[EDIT1]: I added some other tests in the list below. I also ordered a better PSU (ROG Strix 1000 Platinum) and will install it as soon it is delivered tomorrow. I will keep you all posted. Thanks!
I usually build pcs for all my friends. I put together all their gaming builds and a lot of other configurations for people that usually ask me. I can say that I have quite experience on this.
But this time... this is the first time I encounter a problem this insidious, and after all the testing I did and all the online researches, my last hope is to write here and seek help of true experts.
This time I had to put together a build for a friend who does architectural renderings.
Complete build specs:
| Component | Specification |
|---|---|
| CPU | Ryzen 9 9950X3D |
| Motherboard | GIGABYTE X870 AORUS ELITE WIFI7 and now ROG STRIX B850-F GAMING WIFI (read below) |
| RAM | Crucial Pro DDR5 RAM 64GB Kit (2x32GB) 6000MHz CL40 |
| Graphics Card | PNY GeForce RTX 5080 |
| Cooler | MSI MAG CORELIQUID A13 360 |
| SSD | Samsung 9100 PRO 2TB SSD |
| Case | NZXT H6 Flow |
| Power Supply | MSI MAG A1000GLS PCIE5 1000W |
| Operating System | Windows 11 Pro |
After assembling the build, installing windows and updating drivers: the pc crashes every 10-120 minutes.
When the problem occurs, first the video output dies, then after 15-20 seconds the whole pc reboots itself.
The pc crashes randomly, both during stress tests and in idle.
I analyzed windows crash dump files with WhoCrashed (https://www.resplendence.com/whocrashed) and errors always point to:
- NVIDIA Windows Kernel Mode Driver - nvlddmkm.sys (nvlddmkm+1a22440) - VIDEO_TDR_ERROR
- DirectX Graphics Kernel - dxgkrnl.sys (dxgkrnl!NtGdiDdDDISetProcessSchedulingPriorityClass+0x1A3D) - VIDEO_TDR_ERROR
After some reboots, I also got the automatic NVIDIA popup saying that NVIDIA software encountered an error and asked to approve sending diagnostic data.
Tests performed:
- Installation of latest Nvidia Game Ready driver (v596.21) - problem persists
- Installation of latest Nvidia Studio driver (v595.79) - problem persists
- Complete video driver removal with DisplayDriverUninstaller in Windows Safe Mode - problem persists
- Default windows update driver - problem persists
- Installation of a previous Nvidia Studio driver (v591.44) - problem persists
- Integrated GPU disabled in bios - problem persists
- NVIDIA GPU forced to PCIe4 in bios - problem persists
- nvlddmkm.sys full user access control in windows advanced settings (I found this on a forum) - problem persists
- Multiple benchmark and stess test sessions on the whole system with FurMark, OCCT, yCruncher and UserBenchmark with Nvidia GPU in the system - problem persists
- Multiple benchmark and stess test sessions on the whole system with FurMark, OCCT, yCruncher and UserBenchmark with only AMD integrated GPU in the system (removed Nvidia GPU) - PROBLEM SOLVED (10 hours of testing without any crash)

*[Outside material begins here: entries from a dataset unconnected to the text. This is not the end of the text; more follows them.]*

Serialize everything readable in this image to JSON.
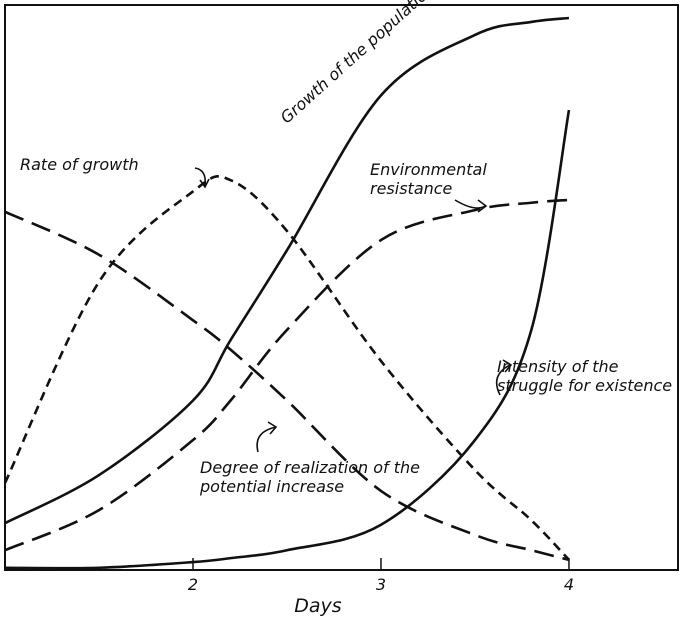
{
  "chart_data": {
    "type": "line",
    "x_label": "Days",
    "x": [
      1,
      1.5,
      2,
      2.2,
      2.5,
      3,
      3.5,
      3.8,
      4
    ],
    "xlim": [
      1,
      4.58
    ],
    "xticks": [
      2,
      3,
      4
    ],
    "ylim": [
      0,
      100
    ],
    "series": [
      {
        "name": "Growth of the population",
        "color": "#111111",
        "style": "solid",
        "values": [
          8.3,
          16.8,
          30,
          40.7,
          56.6,
          84,
          94.7,
          97,
          97.7
        ]
      },
      {
        "name": "Rate of growth",
        "color": "#111111",
        "style": "short-dash",
        "values": [
          15.4,
          51,
          67,
          69,
          60,
          37,
          17.7,
          8.8,
          1.8
        ]
      },
      {
        "name": "Environmental resistance",
        "color": "#111111",
        "style": "long-dash",
        "values": [
          3.5,
          10.6,
          23,
          30,
          42.5,
          58.4,
          63.7,
          65,
          65.5
        ]
      },
      {
        "name": "Degree of realization of the potential increase",
        "color": "#111111",
        "style": "long-dash",
        "values": [
          63.4,
          55.8,
          44.2,
          39,
          30,
          14,
          6.2,
          3.5,
          1.8
        ]
      },
      {
        "name": "Intensity of the struggle for existence",
        "color": "#111111",
        "style": "solid",
        "values": [
          0.4,
          0.4,
          1.4,
          2.1,
          3.5,
          8,
          23,
          42.5,
          81.4
        ]
      }
    ]
  }
}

- At this point I said myself: "YEAH, I found the issue, I have a faulty RTX 5080!" So I decided to replace the RTX 5080 with another and.... the problem RETURNED. (RMA of the RTX5080 - problem persists)
- At this point I still don't know if the problem is Hardware or Software, so I decided to replace the moterboard and buy a different model from a more safe brand, in order to exclude drivers compatibility/stability issues that could happen in a build with components this new in the market. I got a ROG STRIX B850-F GAMING WIFI but.... the problem persists.

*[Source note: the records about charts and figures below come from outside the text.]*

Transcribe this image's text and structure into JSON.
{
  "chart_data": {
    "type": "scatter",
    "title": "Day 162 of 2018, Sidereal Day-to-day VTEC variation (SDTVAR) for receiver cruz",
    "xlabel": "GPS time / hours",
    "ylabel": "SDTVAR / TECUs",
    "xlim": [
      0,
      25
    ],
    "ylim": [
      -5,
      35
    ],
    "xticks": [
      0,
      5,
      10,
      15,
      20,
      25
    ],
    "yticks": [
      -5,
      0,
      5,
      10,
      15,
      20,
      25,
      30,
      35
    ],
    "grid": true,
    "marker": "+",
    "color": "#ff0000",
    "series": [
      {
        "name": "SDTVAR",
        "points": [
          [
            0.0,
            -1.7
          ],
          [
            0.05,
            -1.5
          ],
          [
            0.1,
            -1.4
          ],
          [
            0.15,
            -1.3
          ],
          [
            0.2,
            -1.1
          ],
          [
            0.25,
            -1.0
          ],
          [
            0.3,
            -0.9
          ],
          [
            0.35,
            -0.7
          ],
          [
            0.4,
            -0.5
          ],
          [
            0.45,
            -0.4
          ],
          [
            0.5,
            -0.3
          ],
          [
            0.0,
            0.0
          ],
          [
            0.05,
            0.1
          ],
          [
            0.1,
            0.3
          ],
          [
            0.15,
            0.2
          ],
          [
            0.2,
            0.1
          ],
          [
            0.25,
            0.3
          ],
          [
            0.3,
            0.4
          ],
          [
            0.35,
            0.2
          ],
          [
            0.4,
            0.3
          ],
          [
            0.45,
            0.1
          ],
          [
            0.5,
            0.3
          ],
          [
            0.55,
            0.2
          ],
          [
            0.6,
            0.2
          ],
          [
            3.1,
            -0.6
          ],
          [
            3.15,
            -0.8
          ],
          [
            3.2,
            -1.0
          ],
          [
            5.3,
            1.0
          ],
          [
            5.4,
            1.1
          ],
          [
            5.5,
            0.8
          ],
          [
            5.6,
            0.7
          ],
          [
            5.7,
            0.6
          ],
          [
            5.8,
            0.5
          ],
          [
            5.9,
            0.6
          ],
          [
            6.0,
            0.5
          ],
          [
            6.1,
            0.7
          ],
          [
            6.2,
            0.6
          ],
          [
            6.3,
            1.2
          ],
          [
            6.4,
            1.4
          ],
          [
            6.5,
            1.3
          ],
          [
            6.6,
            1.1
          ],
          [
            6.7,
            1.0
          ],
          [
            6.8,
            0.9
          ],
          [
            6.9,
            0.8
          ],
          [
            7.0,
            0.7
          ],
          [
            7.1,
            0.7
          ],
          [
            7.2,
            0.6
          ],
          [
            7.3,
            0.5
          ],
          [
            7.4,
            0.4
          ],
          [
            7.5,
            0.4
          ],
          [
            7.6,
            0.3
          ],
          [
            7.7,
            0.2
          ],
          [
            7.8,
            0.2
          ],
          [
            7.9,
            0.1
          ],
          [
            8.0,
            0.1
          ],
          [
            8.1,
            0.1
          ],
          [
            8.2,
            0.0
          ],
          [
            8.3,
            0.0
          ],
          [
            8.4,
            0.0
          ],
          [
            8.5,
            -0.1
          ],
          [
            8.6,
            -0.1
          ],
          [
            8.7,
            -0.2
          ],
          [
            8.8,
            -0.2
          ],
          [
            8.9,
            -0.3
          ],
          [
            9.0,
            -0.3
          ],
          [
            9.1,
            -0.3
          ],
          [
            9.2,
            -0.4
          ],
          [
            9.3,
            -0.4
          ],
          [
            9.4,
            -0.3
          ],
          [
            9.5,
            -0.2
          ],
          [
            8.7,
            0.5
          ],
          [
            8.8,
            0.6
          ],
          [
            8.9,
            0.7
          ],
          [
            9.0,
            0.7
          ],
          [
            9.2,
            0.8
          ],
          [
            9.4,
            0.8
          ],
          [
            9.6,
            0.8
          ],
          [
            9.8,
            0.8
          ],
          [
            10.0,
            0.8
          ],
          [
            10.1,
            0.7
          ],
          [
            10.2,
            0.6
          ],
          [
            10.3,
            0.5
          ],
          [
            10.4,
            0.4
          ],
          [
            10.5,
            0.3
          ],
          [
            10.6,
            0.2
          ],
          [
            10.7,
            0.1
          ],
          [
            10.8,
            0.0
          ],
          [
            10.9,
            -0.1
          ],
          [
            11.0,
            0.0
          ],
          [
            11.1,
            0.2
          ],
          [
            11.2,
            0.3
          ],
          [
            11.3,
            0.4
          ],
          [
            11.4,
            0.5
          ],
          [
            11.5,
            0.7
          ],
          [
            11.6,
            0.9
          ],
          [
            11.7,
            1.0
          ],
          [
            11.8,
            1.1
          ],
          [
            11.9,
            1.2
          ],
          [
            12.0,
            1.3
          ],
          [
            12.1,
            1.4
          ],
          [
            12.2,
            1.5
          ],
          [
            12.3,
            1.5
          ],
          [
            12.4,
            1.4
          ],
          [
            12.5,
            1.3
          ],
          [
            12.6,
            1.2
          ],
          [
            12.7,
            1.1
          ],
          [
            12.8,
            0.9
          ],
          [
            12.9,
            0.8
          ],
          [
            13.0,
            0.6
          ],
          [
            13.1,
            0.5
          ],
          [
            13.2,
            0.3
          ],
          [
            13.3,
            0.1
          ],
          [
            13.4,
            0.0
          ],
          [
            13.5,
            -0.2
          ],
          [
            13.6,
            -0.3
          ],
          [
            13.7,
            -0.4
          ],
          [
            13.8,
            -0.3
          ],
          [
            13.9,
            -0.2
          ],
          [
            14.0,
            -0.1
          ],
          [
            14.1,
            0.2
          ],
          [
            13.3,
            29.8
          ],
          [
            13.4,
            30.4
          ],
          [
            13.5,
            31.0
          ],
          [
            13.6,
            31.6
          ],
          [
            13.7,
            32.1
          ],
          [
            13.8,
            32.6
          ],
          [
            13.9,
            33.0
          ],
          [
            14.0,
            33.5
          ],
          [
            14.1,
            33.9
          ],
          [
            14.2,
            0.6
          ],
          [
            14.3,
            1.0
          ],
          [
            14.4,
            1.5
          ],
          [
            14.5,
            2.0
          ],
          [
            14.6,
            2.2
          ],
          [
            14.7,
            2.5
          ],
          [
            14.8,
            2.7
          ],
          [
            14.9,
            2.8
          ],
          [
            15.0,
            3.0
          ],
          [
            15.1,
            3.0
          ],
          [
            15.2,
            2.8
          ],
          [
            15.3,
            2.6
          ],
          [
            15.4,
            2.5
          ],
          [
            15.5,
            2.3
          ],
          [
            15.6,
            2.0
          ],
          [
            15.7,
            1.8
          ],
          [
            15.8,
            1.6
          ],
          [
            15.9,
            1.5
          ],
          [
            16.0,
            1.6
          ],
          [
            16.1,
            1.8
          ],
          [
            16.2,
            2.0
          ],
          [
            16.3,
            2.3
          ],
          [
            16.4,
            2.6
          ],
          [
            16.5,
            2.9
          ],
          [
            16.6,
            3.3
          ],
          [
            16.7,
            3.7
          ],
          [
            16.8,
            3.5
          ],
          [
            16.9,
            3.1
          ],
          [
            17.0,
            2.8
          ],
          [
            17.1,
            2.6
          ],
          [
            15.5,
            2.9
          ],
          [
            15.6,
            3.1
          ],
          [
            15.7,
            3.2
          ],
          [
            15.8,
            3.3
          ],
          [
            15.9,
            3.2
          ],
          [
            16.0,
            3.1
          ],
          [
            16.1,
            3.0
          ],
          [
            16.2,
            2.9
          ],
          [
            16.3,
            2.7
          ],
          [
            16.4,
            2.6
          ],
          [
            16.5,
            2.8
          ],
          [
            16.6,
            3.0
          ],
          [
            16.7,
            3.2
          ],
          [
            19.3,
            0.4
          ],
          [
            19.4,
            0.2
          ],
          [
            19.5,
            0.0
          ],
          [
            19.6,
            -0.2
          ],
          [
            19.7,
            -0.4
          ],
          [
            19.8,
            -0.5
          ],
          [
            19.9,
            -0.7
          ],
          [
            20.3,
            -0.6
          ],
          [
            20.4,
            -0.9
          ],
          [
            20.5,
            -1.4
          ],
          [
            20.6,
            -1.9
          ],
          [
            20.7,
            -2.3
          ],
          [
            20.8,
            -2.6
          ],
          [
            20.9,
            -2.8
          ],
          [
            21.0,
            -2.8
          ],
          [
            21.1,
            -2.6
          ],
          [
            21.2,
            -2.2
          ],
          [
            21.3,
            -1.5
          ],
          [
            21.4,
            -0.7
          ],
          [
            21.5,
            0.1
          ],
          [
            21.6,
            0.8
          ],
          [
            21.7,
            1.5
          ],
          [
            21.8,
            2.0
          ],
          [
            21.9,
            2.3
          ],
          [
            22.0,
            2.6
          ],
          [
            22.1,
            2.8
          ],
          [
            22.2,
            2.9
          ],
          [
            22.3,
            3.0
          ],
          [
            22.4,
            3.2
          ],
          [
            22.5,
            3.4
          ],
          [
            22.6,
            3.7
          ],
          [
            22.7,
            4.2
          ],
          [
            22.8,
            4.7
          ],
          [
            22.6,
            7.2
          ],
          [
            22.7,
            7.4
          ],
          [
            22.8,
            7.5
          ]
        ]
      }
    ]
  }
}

- Installation of Windows10 - problem persists
- Change of the RTX 5080 power cable from the 12pin 12VHPWR to 3*8 pin with the original NVIDIA adapter included in the GPU box - problem persists
- Undervolt of RTX 5080 to 80% - problem persists
- Changed video output from HDMI to DP cable - problem persists
- Updated bios and even rolled back to a previous version - problem persists
- NEW TESTS START HERE: Disabled EXPO/XPM in bios - problem persists
- Disabled ASPM in bios - problem persists
At this point, I am still not sure if the problem is hardware or software. I think that I can exclude CPU, RAM and SSD since they are still in the system when I remove the RTX 5080 and the problem resolves.
I can't exclude the PSU since it could have a stability problem on power output, so I think should try to replace the power supply.
The last and scariest possibility is that the problem is a software compatibility/stability issue that will be solved with a future BIOS/Driver/Windows update, but I can't deliver this pc saying to the "customer" that he has a crashing PC and he needs to wait for a future update.... if this is the case, I don't know what the solution could be.